Mhmmmmm....you see it now, don't you?
After detailed research I found out that yes, it's true, my observation was valid, artificial intelligence usually has a tendency of being overly agreeable, what researchers call sycophancy or algorithm bias.
What is algorithm bias?
Picking the words one by one, algorithm - a set of predefined instructions for performing a task, bias - falls in the way of inaccuracy towards a decision or an idea, together algorithm bias occurs when a set of instructions for performing a task works inaccurately or with prejudice toward a specific group or outcome.
To further explain this term I would like to give an example - in Nigeria it is very well known that the Yorubas like pepper so very much, imagine a chef who spent all his life say 10-20yrs preparing spicy meals for the Yorubas on the street, was moved to make food for a general audience (Yoruba, Igbo, French, Japanese) at a 5 star hotel but he doesn't know how to make a meal except a spicy dish, so he makes a spicy dish and in the end, some of the people (Yorubas) are able to eat whereas others find it hard to eat the dish. The chef's training, those 20 years cooking only spicy food, created a bias in what he produces. This is how algorithm bias works: AI learns from its training data, and if that data is limited or skewed “tilted” toward one group, the AI's outputs will be too.
It is important to note that the problem doesn't just come from how you structure your prompt, but also from the data the AI was trained on. When these models are being developed and they go through the machine learning process, it all boils down to how true or unbiased the training data is. If the AI learns from biased historical data. say, resumes from companies that mostly hired men, it will learn those biases. The model architecture, the training data, how we prompt it, and how it's deployed can all introduce bias. In essence algorithm biasedness is an effect that stems from multiple sources, but particularly from the hands of we, the data providers.
What are the effects of algorithm bias?
The effect of algorithm biasedness can best be seen in the HR department, which now uses artificial intelligence to support resume review and hiring, we call it ATS (applicant Training System). Based on the ATS algorithm, which is designed to check for the structure of the resume from titles down to the choice of words, a lot of applications and resumes have been turned down either because they tilt away from the ATS algorithm slightly or majorly, that's one effect of algorithm bias. Another major effect can be found when we prompt our ai agents individually then get results which are in support of our prompt but in reality, may be wrong (this is the sycophancy I mentioned earlier, AI being too agreeable rather than accurate).
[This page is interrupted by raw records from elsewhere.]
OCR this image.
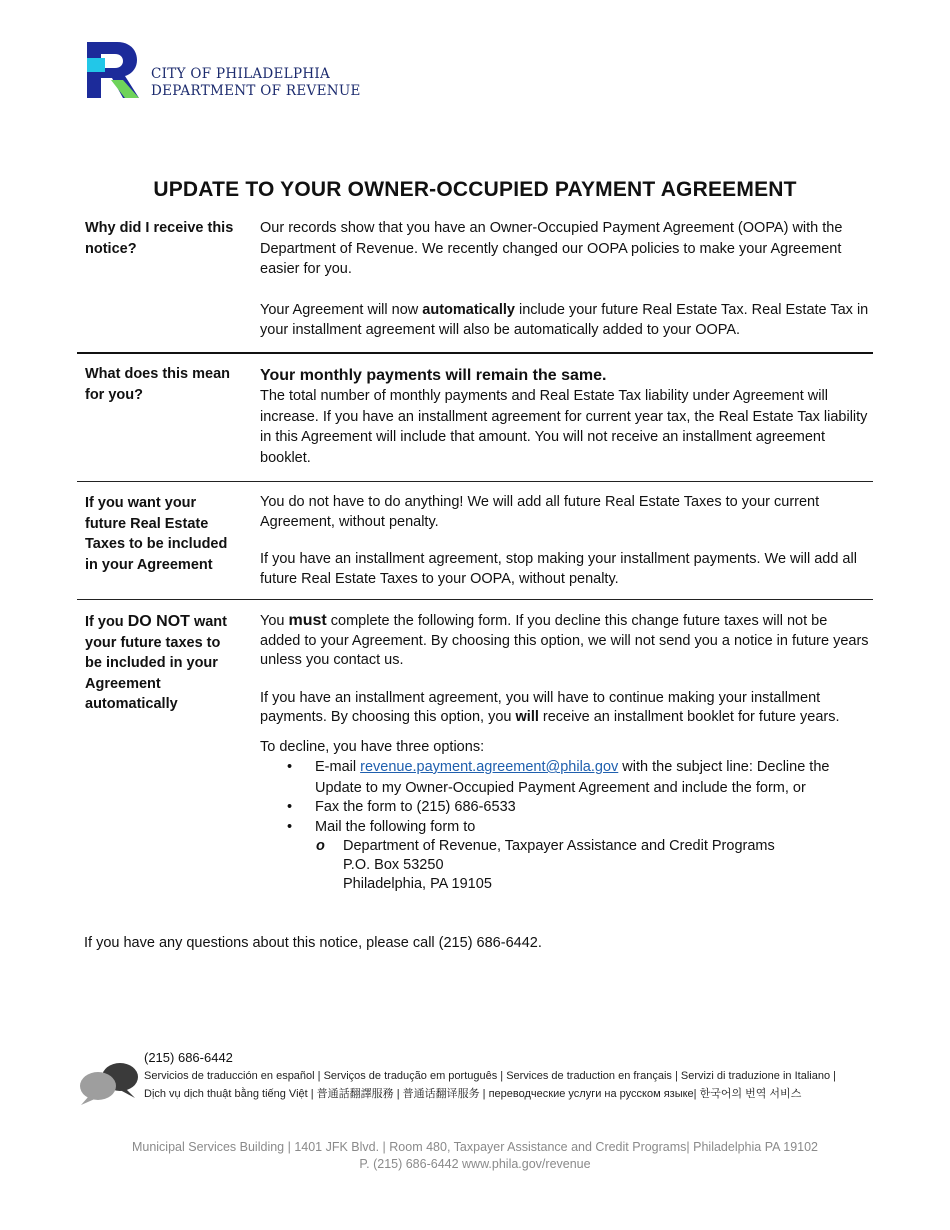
CITY OF PHILADELPHIA
DEPARTMENT OF REVENUE
UPDATE TO YOUR OWNER-OCCUPIED PAYMENT AGREEMENT
Why did I receive this notice?

Our records show that you have an Owner-Occupied Payment Agreement (OOPA) with the Department of Revenue. We recently changed our OOPA policies to make your Agreement easier for you.

Your Agreement will now automatically include your future Real Estate Tax. Real Estate Tax in your installment agreement will also be automatically added to your OOPA.

What does this mean for you?

Your monthly payments will remain the same.

The total number of monthly payments and Real Estate Tax liability under Agreement will increase. If you have an installment agreement for current year tax, the Real Estate Tax liability in this Agreement will include that amount. You will not receive an installment agreement booklet.

If you want your future Real Estate Taxes to be included in your Agreement

You do not have to do anything! We will add all future Real Estate Taxes to your current Agreement, without penalty.

If you have an installment agreement, stop making your installment payments. We will add all future Real Estate Taxes to your OOPA, without penalty.

If you DO NOT want your future taxes to be included in your Agreement automatically

You must complete the following form. If you decline this change future taxes will not be added to your Agreement. By choosing this option, we will not send you a notice in future years unless you contact us.

If you have an installment agreement, you will have to continue making your installment payments. By choosing this option, you will receive an installment booklet for future years.

To decline, you have three options:

• E-mail revenue.payment.agreement@phila.gov with the subject line: Decline the Update to my Owner-Occupied Payment Agreement and include the form, or
• Fax the form to (215) 686-6533
• Mail the following form to
o Department of Revenue, Taxpayer Assistance and Credit Programs
P.O. Box 53250
Philadelphia, PA 19105
If you have any questions about this notice, please call (215) 686-6442.
(215) 686-6442
Servicios de traducción en español | Serviços de tradução em português | Services de traduction en français | Servizi di traduzione in Italiano |
Dịch vụ dịch thuật bằng tiếng Việt | 普通話翻譯服務 | 普通话翻译服务 | переводческие услуги на русском языке| 한국어의 번역 서비스
Municipal Services Building | 1401 JFK Blvd. | Room 480, Taxpayer Assistance and Credit Programs| Philadelphia PA 19102
P. (215) 686-6442 www.phila.gov/revenue
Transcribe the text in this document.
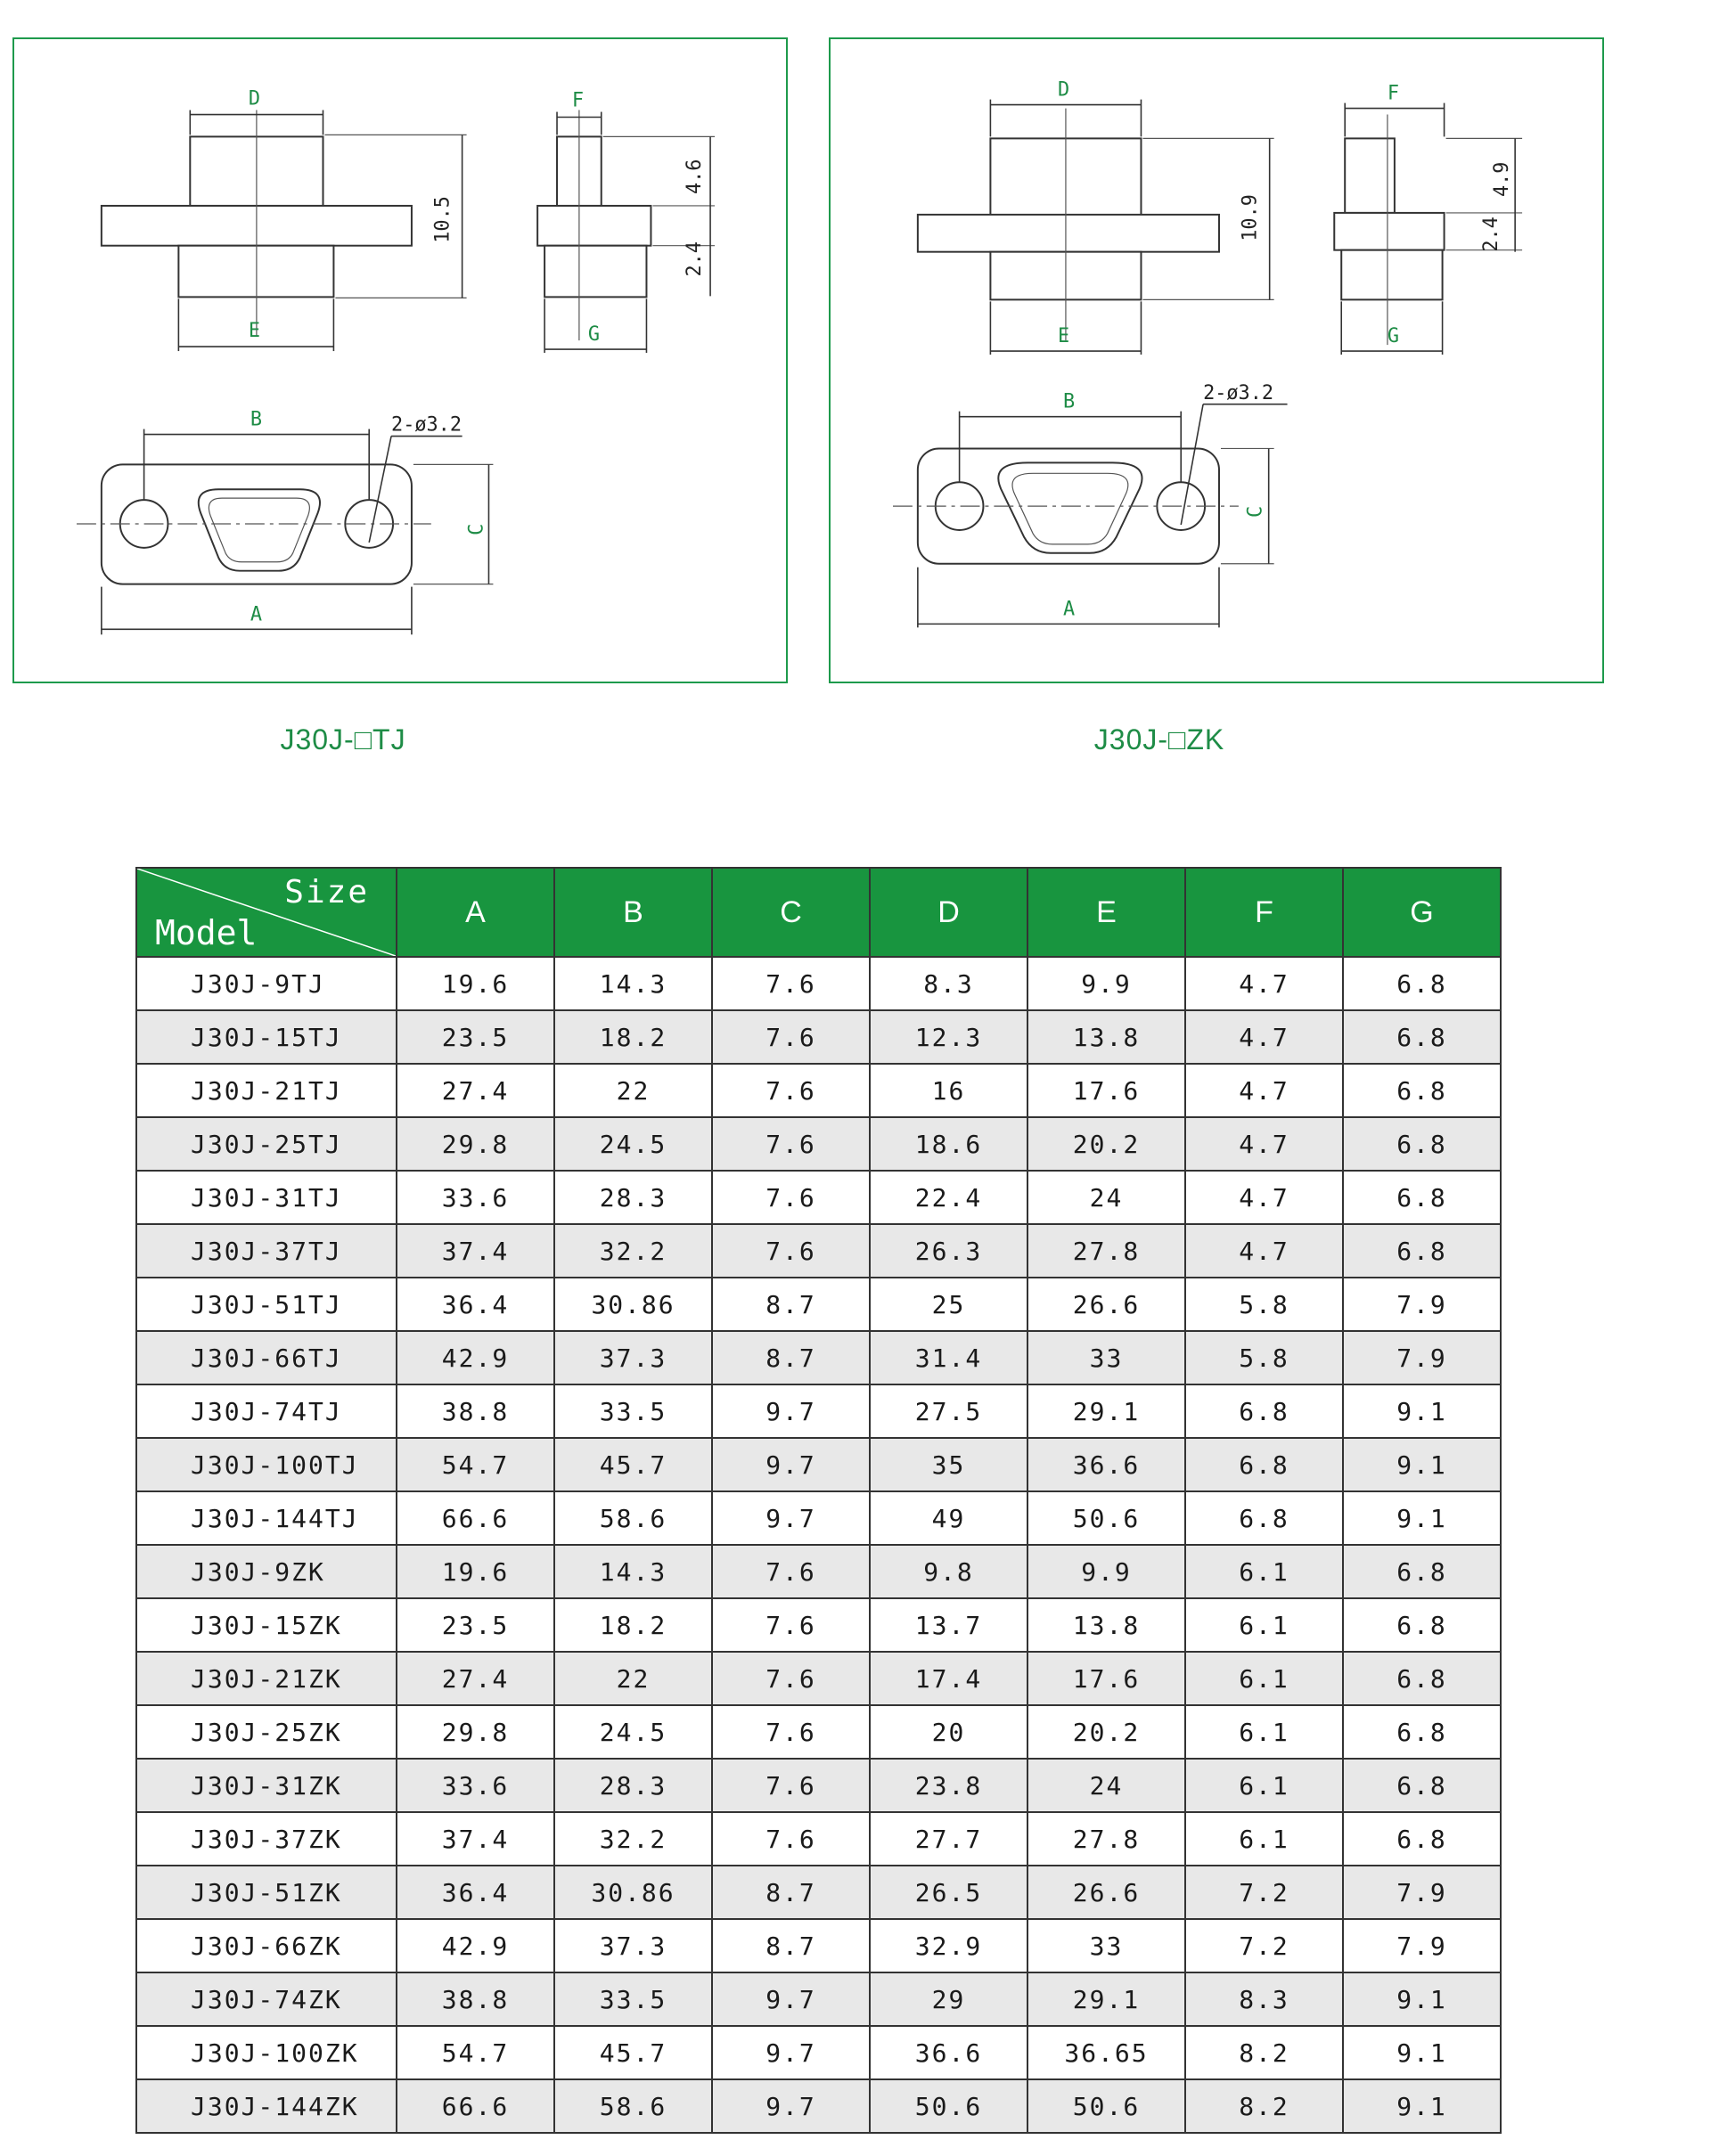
D
E
10.5
F
G
4.6
2.4
B
A
C
2-ø3.2
D
E
10.9
F
G
4.9
2.4
B
A
C
2-ø3.2
J30J-□TJ	J30J-□ZK
Size
Model	A	B	C	D	E	F	G
J30J-9TJ	19.6	14.3	7.6	8.3	9.9	4.7	6.8
J30J-15TJ	23.5	18.2	7.6	12.3	13.8	4.7	6.8
J30J-21TJ	27.4	22	7.6	16	17.6	4.7	6.8
J30J-25TJ	29.8	24.5	7.6	18.6	20.2	4.7	6.8
J30J-31TJ	33.6	28.3	7.6	22.4	24	4.7	6.8
J30J-37TJ	37.4	32.2	7.6	26.3	27.8	4.7	6.8
J30J-51TJ	36.4	30.86	8.7	25	26.6	5.8	7.9
J30J-66TJ	42.9	37.3	8.7	31.4	33	5.8	7.9
J30J-74TJ	38.8	33.5	9.7	27.5	29.1	6.8	9.1
J30J-100TJ	54.7	45.7	9.7	35	36.6	6.8	9.1
J30J-144TJ	66.6	58.6	9.7	49	50.6	6.8	9.1
J30J-9ZK	19.6	14.3	7.6	9.8	9.9	6.1	6.8
J30J-15ZK	23.5	18.2	7.6	13.7	13.8	6.1	6.8
J30J-21ZK	27.4	22	7.6	17.4	17.6	6.1	6.8
J30J-25ZK	29.8	24.5	7.6	20	20.2	6.1	6.8
J30J-31ZK	33.6	28.3	7.6	23.8	24	6.1	6.8
J30J-37ZK	37.4	32.2	7.6	27.7	27.8	6.1	6.8
J30J-51ZK	36.4	30.86	8.7	26.5	26.6	7.2	7.9
J30J-66ZK	42.9	37.3	8.7	32.9	33	7.2	7.9
J30J-74ZK	38.8	33.5	9.7	29	29.1	8.3	9.1
J30J-100ZK	54.7	45.7	9.7	36.6	36.65	8.2	9.1
J30J-144ZK	66.6	58.6	9.7	50.6	50.6	8.2	9.1
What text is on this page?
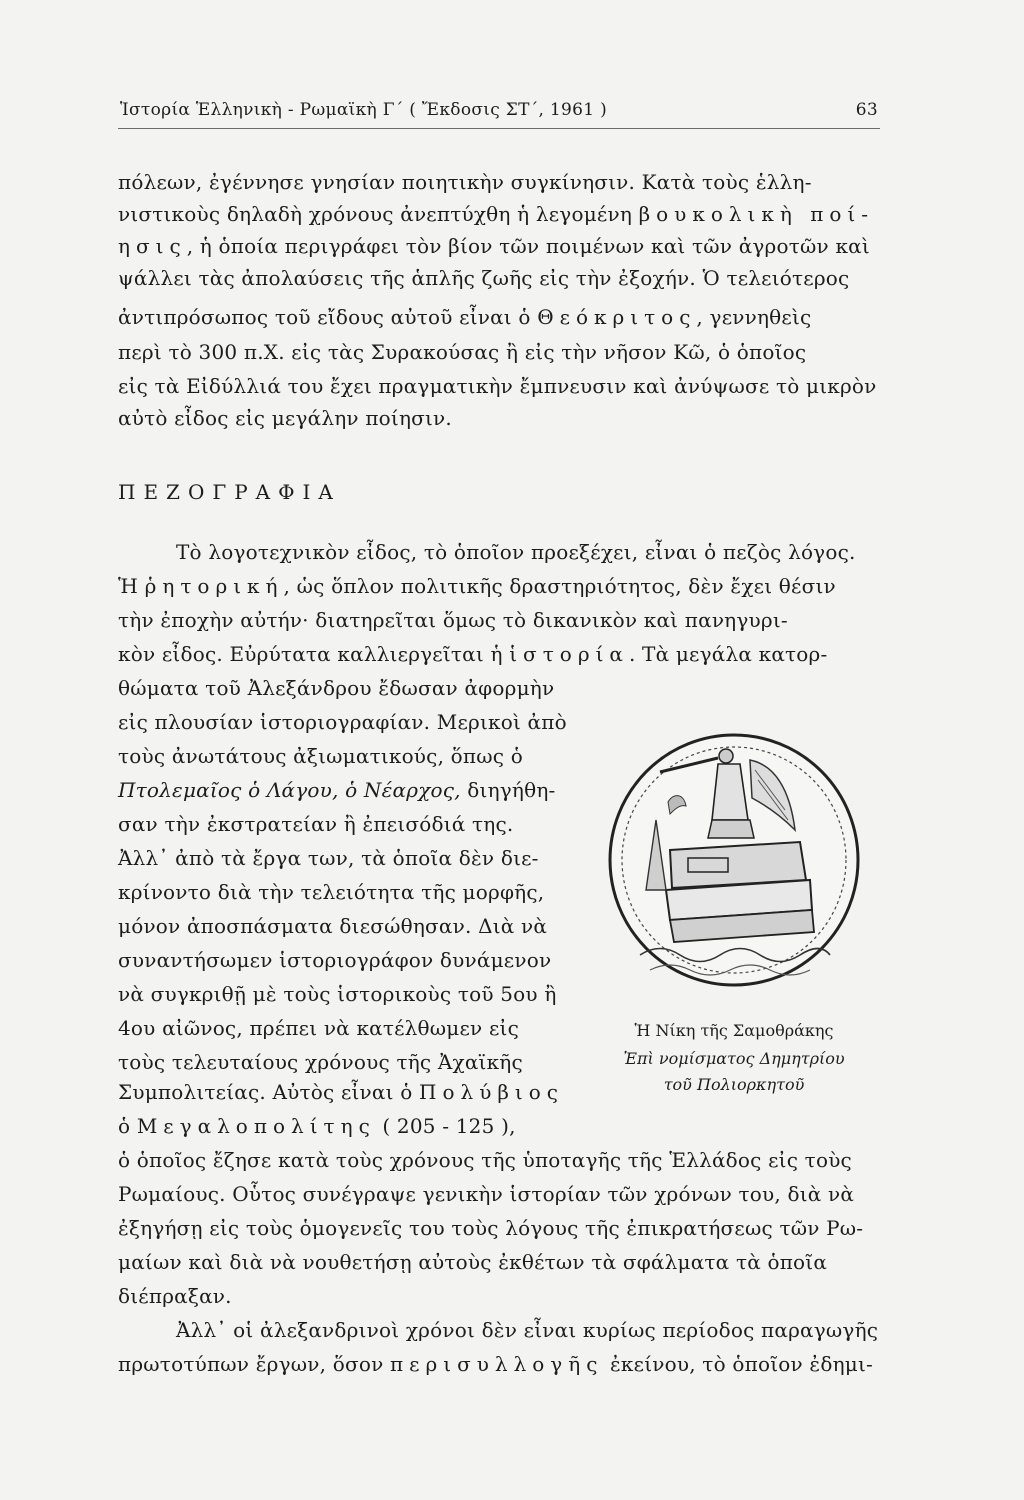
Ἱστορία Ἑλληνικὴ - Ρωμαϊκὴ Γ΄ ( Ἔκδοσις ΣΤ΄, 1961 )	63
πόλεων, ἐγέννησε γνησίαν ποιητικὴν συγκίνησιν. Κατὰ τοὺς ἑλλη-
νιστικοὺς δηλαδὴ χρόνους ἀνεπτύχθη ἡ λεγομένη βουκολικὴ ποί-
ησις, ἡ ὁποία περιγράφει τὸν βίον τῶν ποιμένων καὶ τῶν ἀγροτῶν καὶ
ψάλλει τὰς ἀπολαύσεις τῆς ἁπλῆς ζωῆς εἰς τὴν ἐξοχήν. Ὁ τελειότερος
ἀντιπρόσωπος τοῦ εἴδους αὐτοῦ εἶναι ὁ Θεόκριτος, γεννηθεὶς
περὶ τὸ 300 π.Χ. εἰς τὰς Συρακούσας ἢ εἰς τὴν νῆσον Κῶ, ὁ ὁποῖος
εἰς τὰ Εἰδύλλιά του ἔχει πραγματικὴν ἔμπνευσιν καὶ ἀνύψωσε τὸ μικρὸν
αὐτὸ εἶδος εἰς μεγάλην ποίησιν.
ΠΕΖΟΓΡΑΦΙΑ
Τὸ λογοτεχνικὸν εἶδος, τὸ ὁποῖον προεξέχει, εἶναι ὁ πεζὸς λόγος.
Ἡ ῥητορική, ὡς ὅπλον πολιτικῆς δραστηριότητος, δὲν ἔχει θέσιν
τὴν ἐποχὴν αὐτήν· διατηρεῖται ὅμως τὸ δικανικὸν καὶ πανηγυρι-
κὸν εἶδος. Εὐρύτατα καλλιεργεῖται ἡ ἱστορία. Τὰ μεγάλα κατορ-
θώματα τοῦ Ἀλεξάνδρου ἔδωσαν ἀφορμὴν
εἰς πλουσίαν ἱστοριογραφίαν. Μερικοὶ ἀπὸ
τοὺς ἀνωτάτους ἀξιωματικούς, ὅπως ὁ
Πτολεμαῖος ὁ Λάγου, ὁ Νέαρχος, διηγήθη-
σαν τὴν ἐκστρατείαν ἢ ἐπεισόδιά της.
Ἀλλ᾽ ἀπὸ τὰ ἔργα των, τὰ ὁποῖα δὲν διε-
κρίνοντο διὰ τὴν τελειότητα τῆς μορφῆς,
μόνον ἀποσπάσματα διεσώθησαν. Διὰ νὰ
συναντήσωμεν ἱστοριογράφον δυνάμενον
νὰ συγκριθῇ μὲ τοὺς ἱστορικοὺς τοῦ 5ου ἢ
4ου αἰῶνος, πρέπει νὰ κατέλθωμεν εἰς
τοὺς τελευταίους χρόνους τῆς Ἀχαϊκῆς
Συμπολιτείας. Αὐτὸς εἶναι ὁ Πολύβιος
ὁ Μεγαλοπολίτης ( 205 - 125 ),
ὁ ὁποῖος ἔζησε κατὰ τοὺς χρόνους τῆς ὑποταγῆς τῆς Ἑλλάδος εἰς τοὺς
Ρωμαίους. Οὗτος συνέγραψε γενικὴν ἱστορίαν τῶν χρόνων του, διὰ νὰ
ἐξηγήσῃ εἰς τοὺς ὁμογενεῖς του τοὺς λόγους τῆς ἐπικρατήσεως τῶν Ρω-
μαίων καὶ διὰ νὰ νουθετήσῃ αὐτοὺς ἐκθέτων τὰ σφάλματα τὰ ὁποῖα
διέπραξαν.
Ἀλλ᾽ οἱ ἀλεξανδρινοὶ χρόνοι δὲν εἶναι κυρίως περίοδος παραγωγῆς
πρωτοτύπων ἔργων, ὅσον περισυλλογῆς ἐκείνου, τὸ ὁποῖον ἐδημι-
Ἡ Νίκη τῆς Σαμοθράκης
Ἐπὶ νομίσματος Δημητρίου
τοῦ Πολιορκητοῦ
I believe that is one of the reasons every ai agent states that ai is subject to mistakes lol.
What are the ways which we can deal with algorithm bias?
One of the major ways in which algorithm bias has been addressed is through fairness metrics, these are measurements that help us detect when AI systems are producing unfair outcomes for different groups. Fairness metrics allow developers to test whether their AI treats everyone equally, catching bias before the system is deployed. Individuals should also take their time to find out what are the best ways to prompt AI to get better results and maybe unbiased responses. Beyond this, we need more diverse teams building AI systems, better testing for fairness across different groups, and transparency about where AI systems might fail or show bias.
Algorithm bias isn't just a technical problem; it's a human one. As AI shapes more of our lives, from hiring to healthcare, we must remember: these systems only learn what we teach them. The responsibility for fairer AI lies with us.